Interestingly, according to the dating app Hinge, sharing your love language preferences tends to increase a person’s likelihood of getting “likes” from potential suitors. And they find that women who select “acts of service” as their preferred mode of love, get by far the best response in terms of “likes” compared with preferring the other love languages.
Are love languages real?
Dr. Chapman’s theory is not evidence-based. In other words, scientific studies were not set up to discover exactly how humans communicate love and in which love languages they speak it. However, it is rooted in his own community-based, social research and experience as a marriage counselor at his church.
And many psychologists now use the concept of love languages in their work with clients. In fact, many report that it is often a disconnect on how love is expressed and received that sends clients to their offices in the first place.
What is my love language?
Many people might be able to glance over the list of the five love languages and immediately know which one or two resonate the most with them. Other people may be a bit less self-reflective. Either way, you can take the love language quiz to be sure.
You can also consider how it makes you feel when your partner does things for you in each category. For example, do you love it when they pull you into a hug or are you more thrilled when they sweep the floor or surprise you with a new scarf or planting box? Do you feel appreciated when they compliment your body or talents or do you long for them to just spend a solid couple of hours with you uninterrupted?
Does my love language match my partner’s?
Think about how you tend to communicate love in your everyday life. For instance, when you run an errand for your partner or help them out in some way, does it feel like expressing love—and do you hope they see it that way? When you want to feel loved, are you getting the type of love back from your partner that you need? And vice versa? Are you both seeing and appreciating the way you each communicate love?
In other words, what is your own love language compared with your partner’s love language. And do they feel compatible? The key here is not that you need to only be with someone who shares your preferred love language, but to aim to learn to speak each other’s language if they are different.
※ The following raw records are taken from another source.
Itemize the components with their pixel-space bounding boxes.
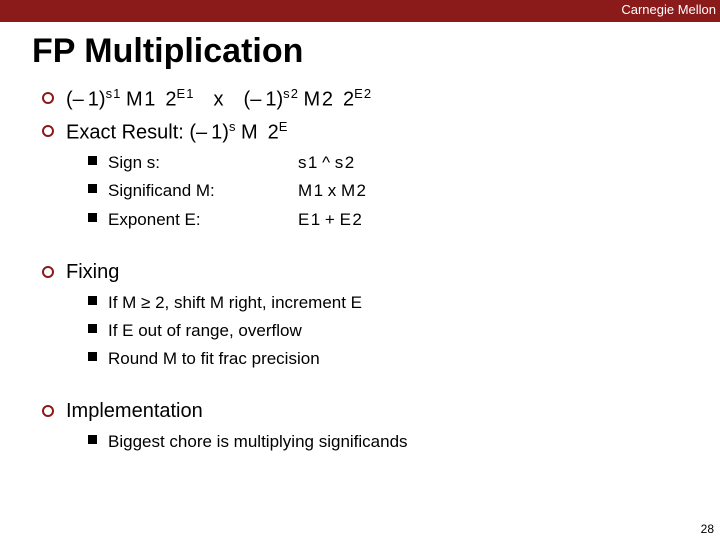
exact-sublist: Sign s: s 1 ^ s 2 Significand M: M 1 x M… (88, 152, 700, 230)
t: s 1 (106, 86, 121, 101)
t: (– 1) (66, 89, 106, 111)
t: E (279, 119, 288, 134)
t: M 1 (120, 89, 165, 111)
t: x (194, 89, 244, 111)
exact-result-line: Exact Result: (– 1)s M 2E (42, 118, 700, 147)
top-bar: Carnegie Mellon (0, 0, 720, 22)
significand-row: Significand M: M 1 x M 2 (88, 180, 700, 202)
significand-label: Significand M: (108, 180, 298, 202)
fixing-sublist: If M ≥ 2, shift M right, increment E If … (88, 292, 700, 370)
t: E 2 (354, 86, 371, 101)
t: M (235, 121, 267, 143)
implementation-sublist: Biggest chore is multiplying significand… (88, 431, 700, 453)
page-number: 28 (701, 522, 714, 536)
brand-text: Carnegie Mellon (621, 2, 716, 17)
fixing-b2: If E out of range, overflow (88, 320, 700, 342)
t: s 2 (283, 86, 298, 101)
slide-title: FP Multiplication (32, 32, 720, 71)
t: E 1 (177, 86, 194, 101)
exponent-row: Exponent E: E 1 + E 2 (88, 209, 700, 231)
t: Exact Result: (– 1) (66, 121, 229, 143)
fixing-title: Fixing (42, 259, 700, 286)
exponent-label: Exponent E: (108, 209, 298, 231)
t: (– 1) (244, 89, 284, 111)
formula-line: (– 1)s 1 M 1 2E 1 x (– 1)s 2 M 2 2E 2 (42, 85, 700, 114)
impl-b1: Biggest chore is multiplying significand… (88, 431, 700, 453)
fixing-b3: Round M to fit frac precision (88, 348, 700, 370)
sign-value: s 1 ^ s 2 (298, 152, 354, 174)
content-area: (– 1)s 1 M 1 2E 1 x (– 1)s 2 M 2 2E 2 Ex… (42, 85, 700, 453)
sign-row: Sign s: s 1 ^ s 2 (88, 152, 700, 174)
t: 2 (268, 121, 279, 143)
fixing-b1: If M ≥ 2, shift M right, increment E (88, 292, 700, 314)
implementation-title: Implementation (42, 398, 700, 425)
t: 2 (165, 89, 176, 111)
exponent-value: E 1 + E 2 (298, 209, 362, 231)
significand-value: M 1 x M 2 (298, 180, 366, 202)
t: 2 (343, 89, 354, 111)
t: M 2 (298, 89, 343, 111)
sign-label: Sign s: (108, 152, 298, 174)
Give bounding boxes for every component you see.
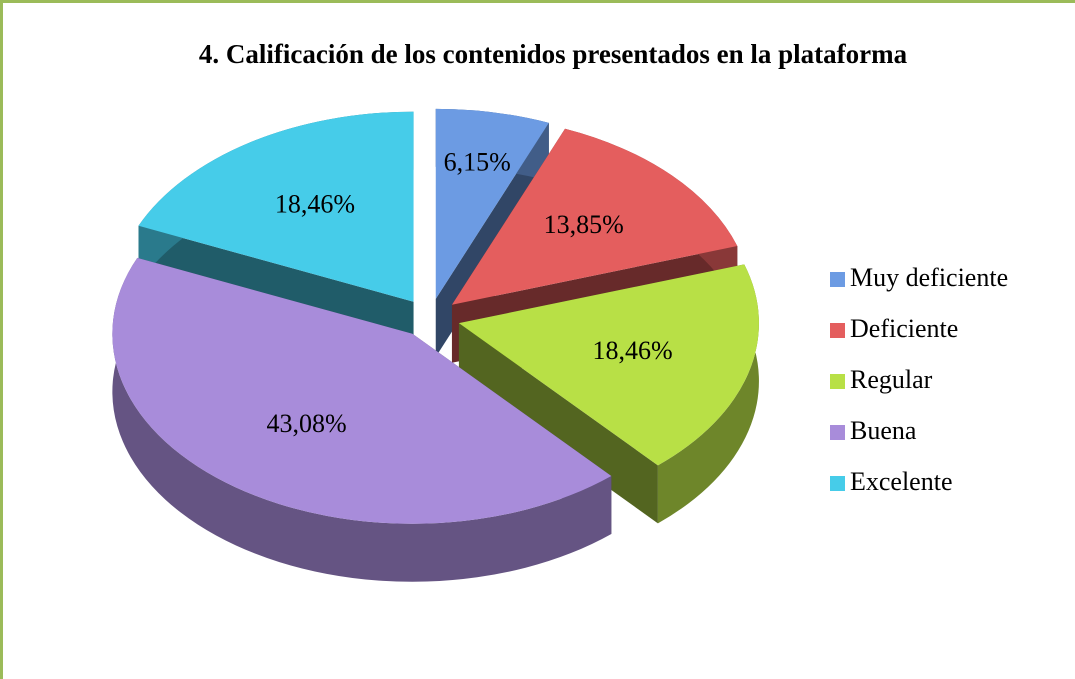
pie-slice bbox=[112, 257, 612, 582]
legend-swatch bbox=[830, 374, 845, 389]
slice-edge bbox=[657, 264, 759, 524]
legend-label: Muy deficiente bbox=[850, 263, 1008, 292]
data-label: 6,15% bbox=[444, 148, 511, 177]
legend-swatch bbox=[830, 476, 845, 491]
slice-edge bbox=[112, 257, 612, 582]
slice-side bbox=[458, 323, 658, 524]
data-label: 13,85% bbox=[544, 210, 624, 239]
data-label: 43,08% bbox=[266, 409, 346, 438]
legend-swatch bbox=[830, 272, 845, 287]
slice-top bbox=[435, 108, 549, 299]
slice-top bbox=[138, 111, 414, 302]
slice-top bbox=[451, 128, 738, 305]
legend-label: Deficiente bbox=[850, 314, 958, 343]
pie-slice bbox=[458, 264, 759, 524]
legend-swatch bbox=[830, 425, 845, 440]
slice-top bbox=[112, 257, 612, 524]
data-label: 18,46% bbox=[275, 189, 355, 218]
legend-swatch bbox=[830, 323, 845, 338]
legend-label: Excelente bbox=[850, 467, 953, 496]
data-label: 18,46% bbox=[593, 336, 673, 365]
legend-label: Buena bbox=[850, 416, 917, 445]
chart-title: 4. Calificación de los contenidos presen… bbox=[199, 39, 908, 69]
slice-top bbox=[458, 264, 759, 466]
legend-label: Regular bbox=[850, 365, 933, 394]
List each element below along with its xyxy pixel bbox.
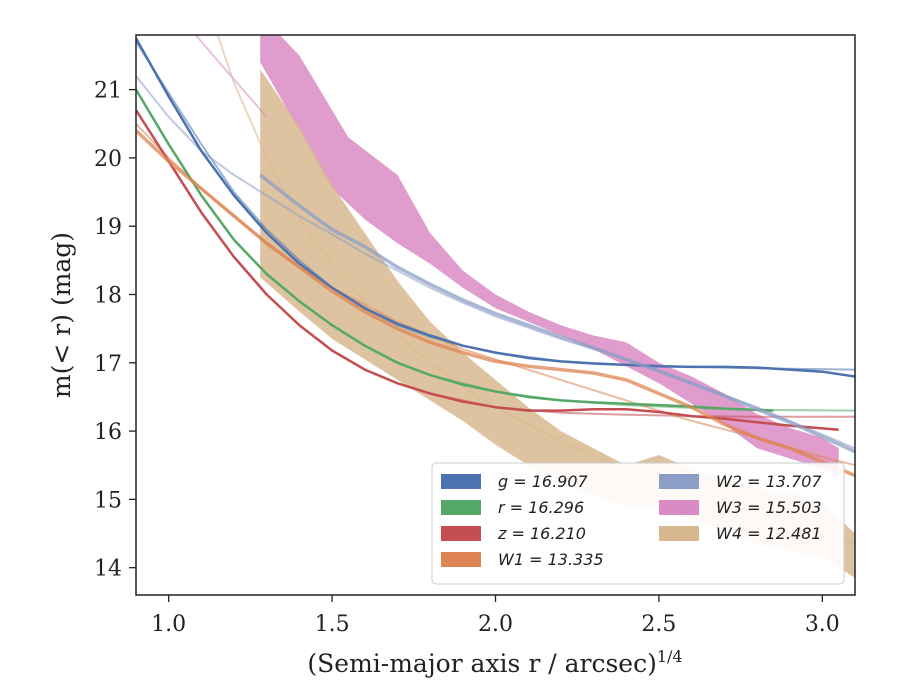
g-legend-swatch [441, 474, 481, 489]
r-legend-swatch [441, 500, 481, 515]
x-tick-label: 3.0 [805, 612, 840, 637]
g-legend-label: g = 16.907 [498, 472, 589, 491]
g-curve [136, 37, 855, 378]
y-tick-label: 19 [94, 215, 122, 240]
w2-curve [259, 173, 855, 454]
x-axis-ticks: 1.0 1.5 2.0 2.5 3.0 [151, 595, 840, 637]
x-tick-label: 2.0 [478, 612, 513, 637]
z-model-curve [136, 109, 855, 418]
r-curve [136, 88, 774, 412]
legend-box [431, 462, 845, 585]
y-tick-label: 14 [94, 557, 122, 582]
w2-legend-swatch [659, 474, 699, 489]
w2-legend-label: W2 = 13.707 [716, 472, 822, 491]
w3-legend-label: W3 = 15.503 [716, 498, 822, 517]
y-axis-label: m(< r) (mag) [47, 232, 76, 398]
r-legend-label: r = 16.296 [498, 498, 584, 517]
w1-curve [136, 129, 855, 478]
x-tick-label: 1.5 [315, 612, 350, 637]
legend: g = 16.907 r = 16.296 z = 16.210 W1 = 13.33… [431, 462, 845, 585]
y-tick-label: 16 [94, 420, 122, 445]
x-tick-label: 2.5 [641, 612, 676, 637]
y-tick-label: 18 [94, 284, 122, 309]
w4-legend-label: W4 = 12.481 [716, 524, 822, 543]
z-legend-swatch [441, 526, 481, 541]
w3-legend-swatch [659, 500, 699, 515]
y-tick-label: 20 [94, 147, 122, 172]
y-tick-label: 21 [94, 79, 122, 104]
w4-legend-swatch [659, 526, 699, 541]
w3-band [260, 35, 839, 479]
w1-legend-label: W1 = 13.335 [498, 550, 604, 569]
measured-curve-layer [136, 37, 855, 478]
w3-model-curve [194, 35, 268, 118]
y-axis-ticks: 14 15 16 17 18 19 20 21 [94, 79, 136, 582]
y-tick-label: 15 [94, 488, 122, 513]
x-axis-label: (Semi-major axis r / arcsec)1/4 [307, 647, 682, 678]
w1-legend-swatch [441, 552, 481, 567]
y-tick-label: 17 [94, 352, 122, 377]
z-legend-label: z = 16.210 [497, 524, 586, 543]
x-tick-label: 1.0 [151, 612, 186, 637]
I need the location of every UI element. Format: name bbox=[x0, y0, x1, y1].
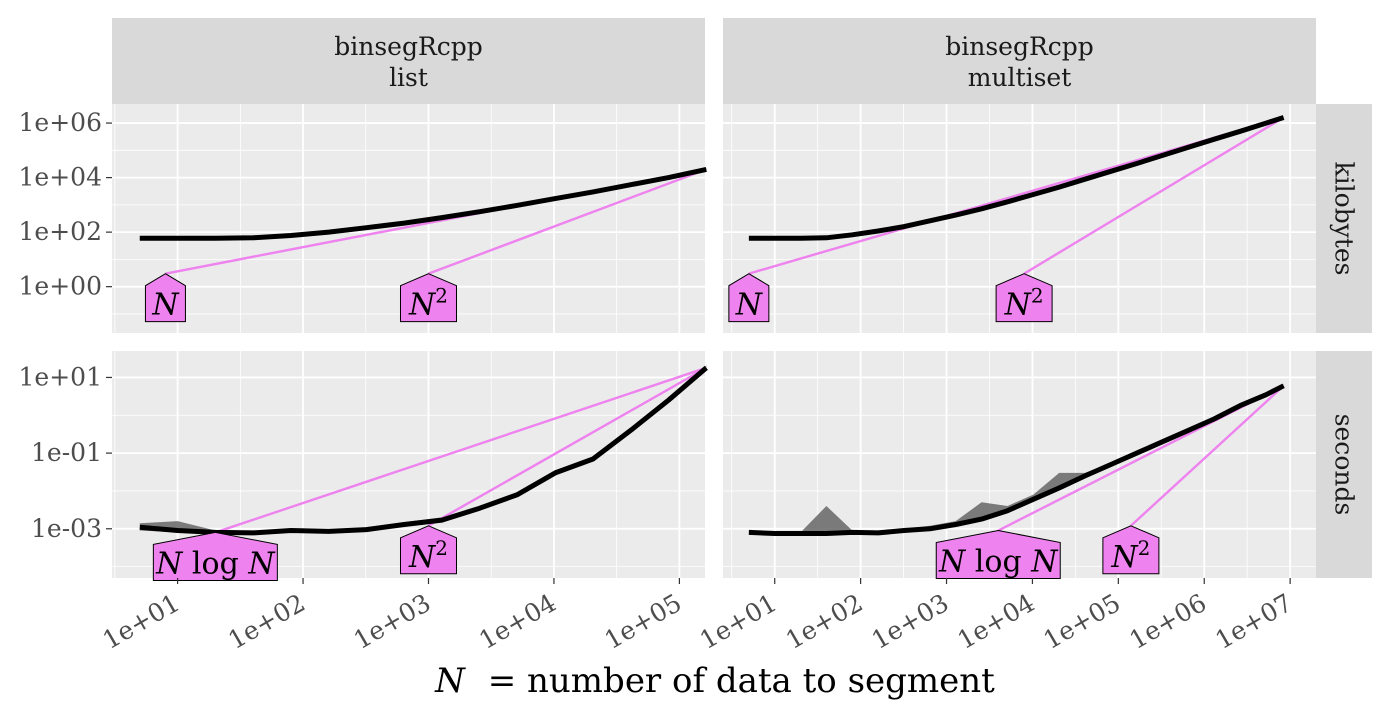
reference-line bbox=[428, 168, 707, 275]
panel-multiset-kilobytes: N N2 bbox=[723, 104, 1316, 333]
label-exponent: 2 bbox=[435, 536, 448, 560]
facet-row-title: seconds bbox=[1330, 414, 1359, 516]
label-exponent: 2 bbox=[1031, 284, 1044, 308]
x-tick-label: 1e+05 bbox=[1039, 588, 1126, 655]
median-line bbox=[748, 115, 1285, 241]
x-tick-label: 1e+01 bbox=[98, 588, 185, 655]
x-tick-label: 1e+06 bbox=[1124, 588, 1211, 655]
reference-line bbox=[214, 366, 707, 534]
label-log: log bbox=[182, 546, 248, 581]
x-axis-label-var: N bbox=[434, 661, 466, 701]
y-tick-label: 1e-03 bbox=[31, 514, 102, 543]
facet-strip-row-1 bbox=[1316, 104, 1372, 333]
facet-col-title-line1: binsegRcpp bbox=[945, 32, 1094, 61]
complexity-label-box bbox=[728, 273, 770, 323]
reference-line bbox=[427, 366, 707, 527]
x-axis-label-text: = number of data to segment bbox=[488, 661, 995, 701]
label-n: N bbox=[735, 288, 764, 323]
y-tick-label: 1e+00 bbox=[19, 272, 102, 301]
label-exponent: 2 bbox=[435, 284, 448, 308]
y-tick-label: 1e-01 bbox=[31, 438, 102, 467]
label-n: N bbox=[1004, 288, 1033, 323]
complexity-label: N2 bbox=[408, 536, 448, 575]
complexity-label-box bbox=[144, 273, 186, 323]
reference-line bbox=[1130, 384, 1285, 527]
complexity-label: N bbox=[735, 288, 764, 323]
label-n: N bbox=[155, 546, 184, 581]
label-n: N bbox=[1030, 545, 1059, 580]
label-n: N bbox=[408, 540, 437, 575]
facet-strip-col-1 bbox=[112, 18, 705, 104]
complexity-label: N bbox=[151, 288, 180, 323]
x-tick-label: 1e+04 bbox=[474, 588, 561, 655]
median-line bbox=[748, 383, 1285, 536]
complexity-label-box bbox=[1102, 525, 1160, 575]
complexity-label: N2 bbox=[1110, 536, 1150, 575]
label-exponent: 2 bbox=[1138, 536, 1151, 560]
x-tick-label: 1e+07 bbox=[1210, 588, 1297, 655]
facet-strip-row-2 bbox=[1316, 351, 1372, 578]
complexity-label: N2 bbox=[1004, 284, 1044, 323]
complexity-label-box bbox=[399, 525, 457, 575]
complexity-label: N2 bbox=[408, 284, 448, 323]
x-tick-label: 1e+05 bbox=[600, 588, 687, 655]
facet-col-title-line1: binsegRcpp bbox=[334, 32, 483, 61]
x-tick-label: 1e+01 bbox=[695, 588, 782, 655]
label-n: N bbox=[151, 288, 180, 323]
median-line bbox=[139, 365, 708, 536]
median-line bbox=[139, 166, 707, 241]
facet-col-title-line2: multiset bbox=[968, 63, 1072, 92]
x-tick-label: 1e+02 bbox=[223, 588, 310, 655]
label-log: log bbox=[965, 545, 1031, 580]
label-n: N bbox=[408, 288, 437, 323]
x-tick-label: 1e+02 bbox=[781, 588, 868, 655]
x-tick-label: 1e+03 bbox=[349, 588, 436, 655]
x-axis-label: N = number of data to segment bbox=[434, 661, 995, 701]
label-n: N bbox=[1110, 540, 1139, 575]
label-n: N bbox=[938, 545, 967, 580]
x-tick-label: 1e+03 bbox=[867, 588, 954, 655]
facet-strip-col-2 bbox=[723, 18, 1316, 104]
complexity-label: N log N bbox=[938, 545, 1059, 580]
complexity-label-box bbox=[399, 273, 457, 323]
y-tick-label: 1e+01 bbox=[19, 362, 102, 391]
facet-strips: binsegRcpplistbinsegRcppmultisetkilobyte… bbox=[112, 18, 1372, 578]
facet-col-title-line2: list bbox=[389, 63, 428, 92]
y-tick-label: 1e+06 bbox=[19, 108, 102, 137]
complexity-label-box bbox=[935, 529, 1061, 580]
complexity-label-box bbox=[995, 273, 1053, 323]
complexity-label: N log N bbox=[155, 546, 276, 581]
facet-row-title: kilobytes bbox=[1330, 162, 1359, 276]
y-tick-label: 1e+02 bbox=[19, 217, 102, 246]
y-tick-label: 1e+04 bbox=[19, 163, 102, 192]
reference-line bbox=[1023, 116, 1285, 275]
x-tick-label: 1e+04 bbox=[953, 588, 1040, 655]
label-n: N bbox=[247, 546, 276, 581]
complexity-label-box bbox=[152, 531, 278, 581]
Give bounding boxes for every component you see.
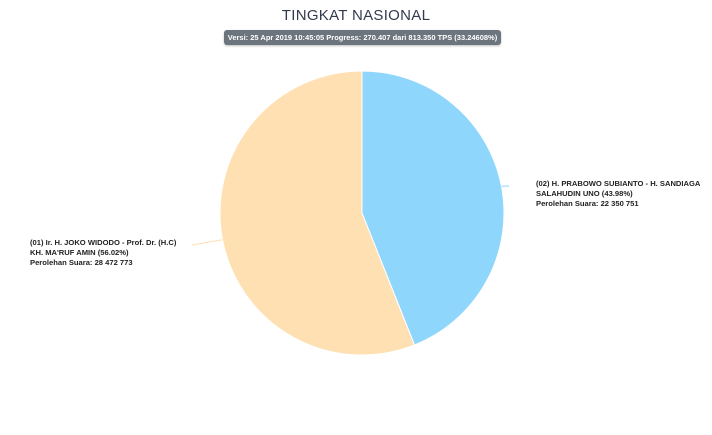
label-line: (02) H. PRABOWO SUBIANTO - H. SANDIAGA [536,179,701,188]
label-line: Perolehan Suara: 28 472 773 [30,258,133,267]
label-line: (01) Ir. H. JOKO WIDODO - Prof. Dr. (H.C… [30,238,177,247]
label-jokowi-maruf: (01) Ir. H. JOKO WIDODO - Prof. Dr. (H.C… [30,238,177,267]
version-progress-badge: Versi: 25 Apr 2019 10:45:05 Progress: 27… [224,30,501,45]
label-prabowo-sandiaga: (02) H. PRABOWO SUBIANTO - H. SANDIAGA SA… [536,179,701,208]
slice-prabowo-sandiaga[interactable] [361,70,505,346]
label-line: KH. MA'RUF AMIN (56.02%) [30,248,129,257]
connector-line [191,239,223,246]
slice-jokowi-maruf[interactable] [219,70,416,356]
chart-title: TINGKAT NASIONAL [281,7,431,24]
label-line: Perolehan Suara: 22 350 751 [536,199,639,208]
label-line: SALAHUDIN UNO (43.98%) [536,189,633,198]
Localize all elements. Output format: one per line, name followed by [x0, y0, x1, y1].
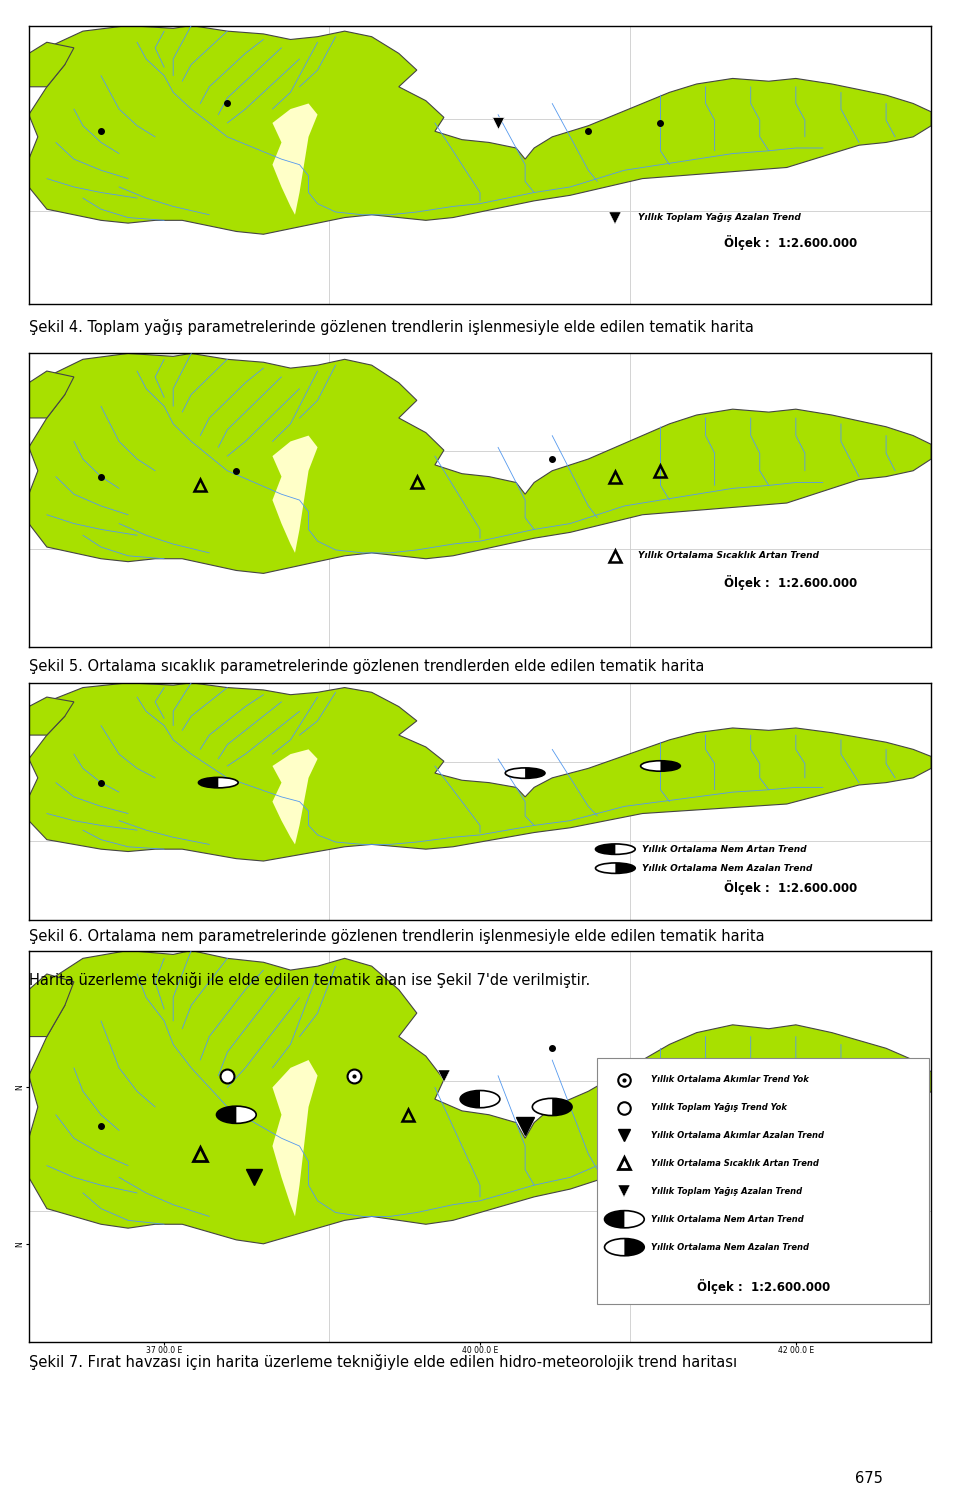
Wedge shape — [642, 1083, 662, 1099]
Text: Yıllık Ortalama Sıcaklık Artan Trend: Yıllık Ortalama Sıcaklık Artan Trend — [638, 552, 819, 561]
Polygon shape — [29, 371, 74, 418]
Text: Yıllık Ortalama Akımlar Trend Yok: Yıllık Ortalama Akımlar Trend Yok — [652, 1075, 809, 1084]
Wedge shape — [525, 769, 545, 779]
Circle shape — [605, 1211, 644, 1227]
Circle shape — [533, 1098, 572, 1116]
Circle shape — [640, 761, 681, 772]
Wedge shape — [605, 1211, 624, 1227]
Text: Yıllık Ortalama Akımlar Azalan Trend: Yıllık Ortalama Akımlar Azalan Trend — [652, 1131, 825, 1140]
Circle shape — [505, 769, 545, 779]
Wedge shape — [615, 863, 636, 874]
Text: 675: 675 — [855, 1471, 883, 1486]
Wedge shape — [660, 761, 681, 772]
Circle shape — [623, 1083, 662, 1099]
Circle shape — [460, 1090, 500, 1108]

So, if you express love through physical touch and your partner prefers words of affirmation, they should aim for more physical affection and you can be intentional about offering compliments and other words of appreciation. In this same scenario, your partner can view your touch as a way of showing your love and you should note that when they throw kudos your way, they are also saying “I love you.”
When to get help for your relationship
If you and your partner have different love languages and your efforts to connect don’t seem to translate, you may want to get the help of a marriage therapist. Ask yourself if you need help getting our love languages to align. If so, counselors can help you see the ways in which you each process and share love, encourage you to speak each other’s love languages, and help you cultivate a healthier relationship.
Understanding the five love languages of physical touch, words of affirmation, acts of service, quality time, and gift giving can help you give and receive love more intentionally and effectively. No matter what your primary love language is, you can also learn to communicate in your partner’s favorite love language. It’s worth the effort, as when you and your partner speak each other’s love languages, you both will feel connected, loved, and appreciated.